The Death of the Ensemble

Written by Brielle Jobe

The Internet made me do it!

Photo by Noah Silliman on Unsplash

We know the arts are hard, but I’ve begun to notice that we may be making it even harder…

Artists have become more than one-man-bands; they’ve become their own agent, manager, accountant, social media person, publicist, editor, director, designer…the list goes on. The digital age and AI have made making self-tapes and Instagram reels possible for actors, comedians, and musicians — but not without headaches, carpal tunnel, and endless nights hyped up on your substance of choice to get everything done before our 9–5 starts the next morning — you know, the job we do so we can actually make money.

Why do we do this to ourselves? Because we’re sooo dedicated to our craft? Or have we just been convinced it’s the only way?

The Arts used to be a respectable field, but somewhere in the 20th Century, we devalued ourselves like a 20-something in an abusive relationship: I can’t ask people for money just to see my hobby; I can’t expect to make money with the thing I love; I have to do everything all by myself and that’s just the way it is, it’s my fault, really.

But, is it?

Art in your home used to be a symbol of status. It meant you were cultured, and more importantly, rich, if you had a painting hanging on the wall or musicians in the salon or tickets to the opera. But now, we accept donations in place of pay checks, likes and views in place of ticket sales, exposure in place of actual compensation. You have to subject yourself to hours and hours of unpaid work to earn the right and the credibility to be paid for what you do. You don’t get paid as a painter if you can’t show a finished product, you can’t get cast in a play or a movie without demonstrating the work in front of someone, you can’t fill a theatre as a comedian if you don’t have footage of you performing as a comedian! It’s this circular Catch-22: you must prove to us that you can create art before we pay you to create art.

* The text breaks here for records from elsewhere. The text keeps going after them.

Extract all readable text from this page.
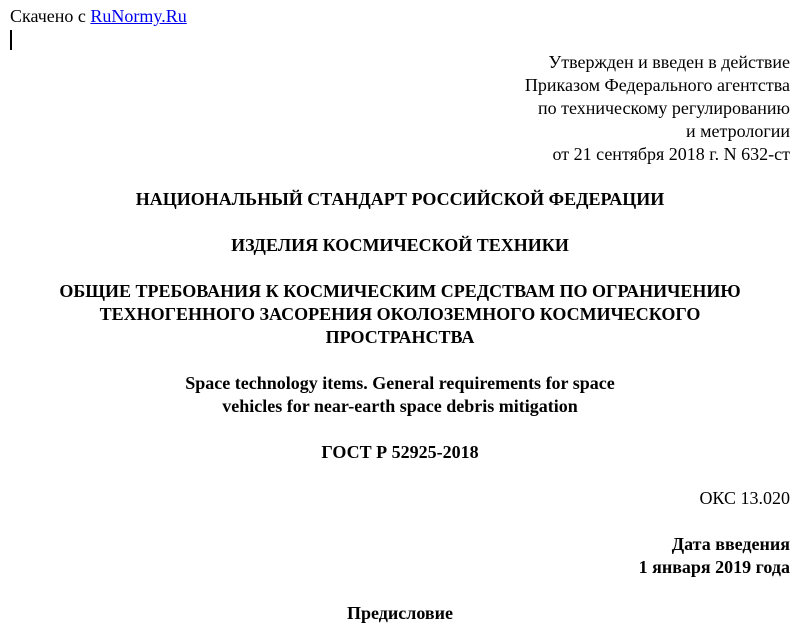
Скачено с RuNormy.Ru
Утвержден и введен в действие
Приказом Федерального агентства
по техническому регулированию
и метрологии
от 21 сентября 2018 г. N 632-ст
НАЦИОНАЛЬНЫЙ СТАНДАРТ РОССИЙСКОЙ ФЕДЕРАЦИИ
ИЗДЕЛИЯ КОСМИЧЕСКОЙ ТЕХНИКИ
ОБЩИЕ ТРЕБОВАНИЯ К КОСМИЧЕСКИМ СРЕДСТВАМ ПО ОГРАНИЧЕНИЮ
ТЕХНОГЕННОГО ЗАСОРЕНИЯ ОКОЛОЗЕМНОГО КОСМИЧЕСКОГО
ПРОСТРАНСТВА
Space technology items. General requirements for space
vehicles for near-earth space debris mitigation
ГОСТ Р 52925-2018
ОКС 13.020
Дата введения
1 января 2019 года
Предисловие
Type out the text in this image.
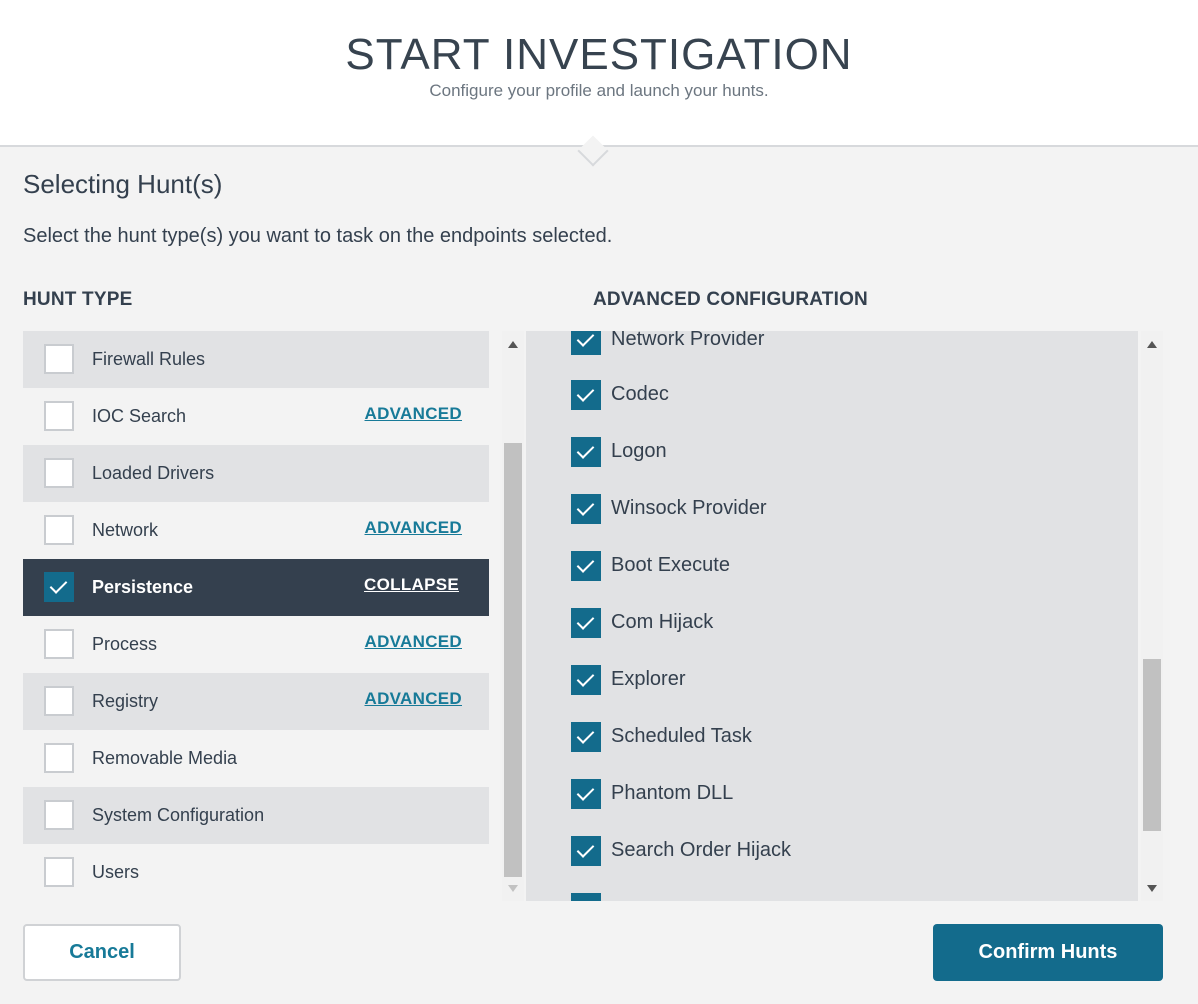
START INVESTIGATION
Configure your profile and launch your hunts.
Selecting Hunt(s)
Select the hunt type(s) you want to task on the endpoints selected.
HUNT TYPE	ADVANCED CONFIGURATION
Firewall Rules
IOC Search	ADVANCED
Loaded Drivers
Network	ADVANCED
Persistence	COLLAPSE
Process	ADVANCED
Registry	ADVANCED
Removable Media
System Configuration
Users
Network Provider
Codec
Logon
Winsock Provider
Boot Execute
Com Hijack
Explorer
Scheduled Task
Phantom DLL
Search Order Hijack
Cancel	Confirm Hunts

This may sound no different from other jobs, of course your potential employer has to see your resumé. But the thing about the arts is that they’re collaborative — they require a whole team to produce a product. If I’m applying for a teaching job, I can send you a lesson plan without having taught it to a class. But if I’m applying to be a director? I have to present you with an entire production or at least a scene fitted with actors, a script, and on film from a decent angle. Subsequently, there has been a boom in one-man-shows and solo performance hours. As we have become more and more isolated in our digital caves, we shy away from what art is supposed to be: a collaboration.

The ensemble is dying.

But we are not meant to do art alone, we are not meant to tell stories alone. Storytelling is the oldest human tradition. And if there’s one thing we know about humans it is that we are not meant to experience life in isolation. We now live in such a fast-paced, individualistic, productivity-centered society that artists feel the screaming demand to create all day and all night. We strive to push content to gain followers to ultimately, hopefully, one day, maybe, launch our careers. But the quality of the art suffers. We talk more but say less. We commercialize and cater to the algorithms in hopes the digital gods will smile on our modest endeavors. And the best way to do that, is to take it all on ourselves. If we can learn to do everything then we don’t have to coordinate, we don’t have to ask for help, we can do it all. How else are we supposed to compete in this DIY digital age?

It’s logistically simpler! I can’t afford to pay multiple artists! AI can do the rest!

But I call bullshit.

I think we’re hiding behind technology and money. I think the one man show is less about logistics and finances and more about good ol’ fashioned trust issues. No need to expose your ideas when you can make it all yourself when no one’s looking. No need to face judgement before you’ve even started. No need to chance someone letting you down.
If you do everything, you can only be disappointed in yourself when it fails. No one else has betrayed you, no one else has hurt you. I think we insist on doing everything ourselves so we can hide behind the struggle. Music in our short film isn’t so good? “Well, I’m not a musician, I’m an actor.” Marketing flops? “Well, I’m a painter, not a sales rep.” We can continue to play the victim and be responsible for no one and nothing but ourselves. We don’t have to invest so much, we don’t have to take as big a risk.

If we do a half-assed job, then we can’t be that mad when it doesn’t work, we can shrug our shoulders and say, well, we tried. Art is hard.

But I don’t want to try. I want to succeed. 
I want to tell my stories and the stories of others. I don’t want to perform in a vacuum, nor should anyone. Because we don’t live in a vacuum. In order to create art we have to experience our world, and as much as your smart phone disagrees, you can’t do that from behind a screen.

And you can’t do it alone.

So when the muse strikes you next, don’t curl up with your laptop in the dark. Take a friend to a coffee shop, walk through the park with a colleague, talk shop all day every day until everyone else in the bar is annoyed that a gaggle of artists stumbled in. 
Because we are meant to collaborate. And in a world where we’re sucked further and further into solitary darkness, we need the ensemble more than ever.